Dave Mustaine, the mastermind behind Megadeth and the keeper of heavy metal’s thrash legacy, did what most longtime legends after decades of evolving their music fail to do – a successful return to his roots. Dystopia, Megadeth’s fifteenth studio album, was released on January 22nd which, coincidentally or not, also fell on the second day of the 2016 NAMM convention.

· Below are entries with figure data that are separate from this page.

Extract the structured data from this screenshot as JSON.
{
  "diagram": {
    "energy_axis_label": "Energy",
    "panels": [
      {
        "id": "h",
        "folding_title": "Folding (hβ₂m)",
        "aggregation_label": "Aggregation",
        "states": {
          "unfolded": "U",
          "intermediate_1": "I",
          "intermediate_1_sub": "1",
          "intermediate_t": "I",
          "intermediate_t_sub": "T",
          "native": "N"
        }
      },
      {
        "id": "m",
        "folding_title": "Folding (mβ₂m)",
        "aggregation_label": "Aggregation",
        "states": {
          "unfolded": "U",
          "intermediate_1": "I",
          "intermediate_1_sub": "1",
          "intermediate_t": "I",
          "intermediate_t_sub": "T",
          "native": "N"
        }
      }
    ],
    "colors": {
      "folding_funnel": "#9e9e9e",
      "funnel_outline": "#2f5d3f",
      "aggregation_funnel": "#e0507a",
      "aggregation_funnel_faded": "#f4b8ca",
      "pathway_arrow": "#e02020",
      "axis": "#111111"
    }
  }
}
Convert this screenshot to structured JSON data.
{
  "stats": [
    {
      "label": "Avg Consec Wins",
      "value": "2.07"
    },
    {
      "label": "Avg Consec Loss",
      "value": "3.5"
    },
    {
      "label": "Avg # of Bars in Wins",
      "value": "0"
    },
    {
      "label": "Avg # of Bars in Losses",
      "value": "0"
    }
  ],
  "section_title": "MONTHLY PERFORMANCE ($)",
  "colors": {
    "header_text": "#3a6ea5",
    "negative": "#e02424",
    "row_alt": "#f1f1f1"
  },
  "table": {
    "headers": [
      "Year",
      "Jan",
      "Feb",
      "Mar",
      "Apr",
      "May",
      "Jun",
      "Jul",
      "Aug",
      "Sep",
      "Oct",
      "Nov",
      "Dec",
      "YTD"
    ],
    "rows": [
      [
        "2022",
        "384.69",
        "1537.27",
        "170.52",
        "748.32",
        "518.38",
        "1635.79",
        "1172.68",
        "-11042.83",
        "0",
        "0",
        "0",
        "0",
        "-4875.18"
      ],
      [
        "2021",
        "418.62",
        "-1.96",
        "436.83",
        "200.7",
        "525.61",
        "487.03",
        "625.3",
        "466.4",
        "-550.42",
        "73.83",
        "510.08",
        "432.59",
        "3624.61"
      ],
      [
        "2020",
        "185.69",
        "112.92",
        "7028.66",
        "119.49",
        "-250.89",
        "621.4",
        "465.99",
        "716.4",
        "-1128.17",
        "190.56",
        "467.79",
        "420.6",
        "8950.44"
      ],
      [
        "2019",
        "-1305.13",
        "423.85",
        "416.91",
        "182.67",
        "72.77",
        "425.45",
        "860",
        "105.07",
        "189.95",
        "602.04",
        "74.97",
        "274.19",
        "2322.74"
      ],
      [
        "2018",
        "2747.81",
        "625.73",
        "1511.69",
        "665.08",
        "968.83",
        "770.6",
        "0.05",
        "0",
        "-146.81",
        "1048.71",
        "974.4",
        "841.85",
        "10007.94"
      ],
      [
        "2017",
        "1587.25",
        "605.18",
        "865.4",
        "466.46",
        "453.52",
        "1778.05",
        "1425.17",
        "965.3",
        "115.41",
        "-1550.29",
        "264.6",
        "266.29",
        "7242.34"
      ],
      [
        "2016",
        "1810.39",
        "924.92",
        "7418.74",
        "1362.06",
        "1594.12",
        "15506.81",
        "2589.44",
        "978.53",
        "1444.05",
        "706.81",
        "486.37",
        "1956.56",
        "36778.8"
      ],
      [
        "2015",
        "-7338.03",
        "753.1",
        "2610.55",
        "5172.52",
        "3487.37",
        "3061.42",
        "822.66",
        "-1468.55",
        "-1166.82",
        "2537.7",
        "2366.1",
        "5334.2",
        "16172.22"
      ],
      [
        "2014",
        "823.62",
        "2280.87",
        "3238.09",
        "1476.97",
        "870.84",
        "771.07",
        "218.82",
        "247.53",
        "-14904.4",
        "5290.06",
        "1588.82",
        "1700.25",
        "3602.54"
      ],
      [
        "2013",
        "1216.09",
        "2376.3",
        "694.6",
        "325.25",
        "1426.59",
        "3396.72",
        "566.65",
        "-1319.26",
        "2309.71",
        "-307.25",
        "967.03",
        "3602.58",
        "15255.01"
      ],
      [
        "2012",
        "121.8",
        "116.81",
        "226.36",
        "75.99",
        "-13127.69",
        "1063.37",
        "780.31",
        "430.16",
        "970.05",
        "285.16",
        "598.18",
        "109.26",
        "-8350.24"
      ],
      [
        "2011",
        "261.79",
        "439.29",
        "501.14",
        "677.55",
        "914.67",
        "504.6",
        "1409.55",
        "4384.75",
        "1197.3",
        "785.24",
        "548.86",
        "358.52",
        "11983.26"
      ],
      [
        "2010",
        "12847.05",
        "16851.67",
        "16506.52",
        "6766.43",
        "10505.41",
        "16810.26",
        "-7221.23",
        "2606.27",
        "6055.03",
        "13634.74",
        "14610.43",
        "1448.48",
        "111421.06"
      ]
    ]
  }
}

There are a few things that you need to know about Dystopia. First of all, compared to its predecessor Super Collider, it is surprisingly aggressive and heavy. Here Megadeth manages to once again break out of the rut that bands of this genre (including Megadeth) often fall into once they have started pursuing a radio-friendly sound. Second, unlike most album releases that see the best tracks available to stream before the on-sale date, Dystopia has several tracks that are definitely worth listening to even if one might think the best has already been heard. Third, the new line-up seems to be working in favor of creativity and collaboration, as opposed to just familiar names hoping to rekindle magic long lost.
Now, there is no denying that Mustaine calls all the shots when it comes to anything Megadeth. But looking back at 2014 and 2015, it’s hard to believe that with everything going on in Mustaine’s life (death of his mother-in-law, move to Nashville, failed Rust In Peace reunion) that he somehow managed to pull together all the moving pieces needed to write, record, and release Megadeth’s best album since Endgame.
We already know that 2015 was a bit of a disappointment for all the fans of the classic Rust In Peace era line-up. However, the recruitment of Lamb of God’s Chris Adler for drumming duties on Dystopia was one of the shrewdest moves Mustaine has made in terms of lineup changes. Adler brings with him a hardcore fan’s viewpoint about what has made Megadeth the band it has become. This is evident in Dystopia, especially when you compare it to Super Collider. The addition of Brazilian guitarist and master technical musician Kiko Loureiro sealed the Dystopia deal. Only a guitarist of his technicality could suffice when the other possibility was someone like Marty Friedman. What we have now is a beautifully assembled collection of intricate guitar riffs and solos, thought-provoking lyrics, and killer drum sequences.
Besides the previously released “The Threat Is Real”, “Fatal Illusion” and title track, two songs that stand out musically are “Bullet To The Brain” and “Poisonous Shadows.” “Bullet To The Brain” very faintly reminds us of an older Megadeth sound – loud, screeching, lots of changes in the mood and the tempo. Especially catchy is the halting, yet catchy chorus which very much lends itself to a headbanging listener. We also get a vibrant guitar solo that serves as a reminder for why the band has always featured the best guitarists in the world no matter what the lineup.
“Poisonous Shadows” is another gem on the album. It starts out slowly, then builds to a powerful musical entity. Adler’s drums are just too good on this song as they command the tempo of the song, only stepping aside when it’s time for Kiko to shine. As the slowest tempoed track on the album, it is well placed on the album to provide a breather from the other heavier, thrashier tracks like “Death From Within” and “Lying In State.”
Of course we have to be honest here. None of the new songs in reality can match the impact that the classic Megadeth anthems achieved back in the hey-day of thrash. Nevertheless, if you are looking for a heavy, technically impeccable, and musically striking album to buy, Dystopia is a good bet. Also, hearing some of those new songs live will definitely be refreshing to the setlist. There should be no discernible difference in crowd reaction to most of these songs as compared to classics like “Trust” and “Symphony of Destruction.”
As a package and campaign, everything from the new stylish cover, graphics, design of the Megadeth website, and Vic Rattlehead’s latest look point to a cool futuristic, post apocalyptic motif — certainly not incompatible with the themes presented in the record itself.
While not up there with Peace Sells or Rust In Peace, Dystopia is definitely solid, new music from Megadeth that is a must-have for the hardcore fans or anybody with an appetite for a fresh peek into Mustaine’s mind.